大自然の凱歌のRicolaのレビュー・感想・評価

大自然の凱歌(1936年製作の映画)
3.7
プロデュースはサミュエル・ゴールドウィン、監督はなんとウィリアム・ワイラーとハワード・ホークスによる合同作というから期待を胸に膨らませて観た。

そして主役は『我が家の楽園』や『スミス都へ行く』などでの名脇役のエドワード・アーノルドというから驚いた。


さて肝心のストーリーは、カナダの製紙工場に婿養子に入った男が主人公。
ビジネスは成功をおさめるものの、かつての恋に浮かれてしまうおじさんが正直少し見苦しい笑

主人公の若い頃の美しい思い出が名曲「オーラリー」にのせて彩られる。
(オーラリーがエルビスのLove Me Tenderの原曲だったとは今回で初めて知った!)

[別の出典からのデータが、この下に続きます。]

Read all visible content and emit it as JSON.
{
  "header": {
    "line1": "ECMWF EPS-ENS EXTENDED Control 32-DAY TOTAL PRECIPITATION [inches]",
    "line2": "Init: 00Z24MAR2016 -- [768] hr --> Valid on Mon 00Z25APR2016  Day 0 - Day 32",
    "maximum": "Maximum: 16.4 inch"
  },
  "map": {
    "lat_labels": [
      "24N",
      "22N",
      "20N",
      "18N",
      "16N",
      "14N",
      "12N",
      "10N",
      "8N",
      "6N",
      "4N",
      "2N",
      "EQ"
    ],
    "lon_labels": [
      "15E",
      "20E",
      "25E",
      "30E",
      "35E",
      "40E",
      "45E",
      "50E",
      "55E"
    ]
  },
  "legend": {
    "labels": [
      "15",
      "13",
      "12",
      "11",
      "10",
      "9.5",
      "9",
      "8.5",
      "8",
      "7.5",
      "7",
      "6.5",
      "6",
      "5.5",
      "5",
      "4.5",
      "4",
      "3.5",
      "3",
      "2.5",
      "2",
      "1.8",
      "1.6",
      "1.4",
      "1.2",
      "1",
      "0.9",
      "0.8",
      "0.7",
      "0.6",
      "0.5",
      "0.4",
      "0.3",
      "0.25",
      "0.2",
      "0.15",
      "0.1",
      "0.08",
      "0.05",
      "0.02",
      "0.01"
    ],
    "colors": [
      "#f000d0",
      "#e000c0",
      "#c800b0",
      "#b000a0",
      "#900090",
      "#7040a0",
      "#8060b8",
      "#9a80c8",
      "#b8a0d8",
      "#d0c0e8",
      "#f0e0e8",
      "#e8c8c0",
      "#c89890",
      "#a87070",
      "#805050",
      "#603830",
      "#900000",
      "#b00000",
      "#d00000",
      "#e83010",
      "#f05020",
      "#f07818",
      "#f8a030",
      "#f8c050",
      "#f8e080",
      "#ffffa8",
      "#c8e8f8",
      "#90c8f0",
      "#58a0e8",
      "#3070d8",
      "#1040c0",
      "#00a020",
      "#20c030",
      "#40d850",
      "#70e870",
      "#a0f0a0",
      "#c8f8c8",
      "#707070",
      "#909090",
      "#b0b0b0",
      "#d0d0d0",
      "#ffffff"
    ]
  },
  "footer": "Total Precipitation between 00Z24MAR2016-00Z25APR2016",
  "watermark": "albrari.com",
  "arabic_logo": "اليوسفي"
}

友人と恋人と歌いながら過ごすゆったりとした時間はまさに彼にとって青春なのだろう。

それから主人公の元々の仕事である、森林伐採の過程は見ものである。
大自然の中での伐採の様子は、おそらく当時のやり方のものなのだろう。
それを丁寧に映すことで、伐採作業の豪快さを見せつけるだけでなく、後の時代への環境問題の示唆が実はなされているというのがさすがである。

夢はいつまでも見ていたいし、若い頃の幸せな思い出を疑似体験するような主人公も、だんだんと過去との向き合い方に気づくのである。

あの美しい思い出のオーラリーが哀愁を帯びてゆく。
それも素敵なことだと思う。

友情と恋愛、家族、仕事など…主人公の半生に沿いながら、彼の心の動きにちょっとツッコミたくなる。

Come and get it!
しかし現実がどうなろうとも、あの頃の思い出は決して消えないはず。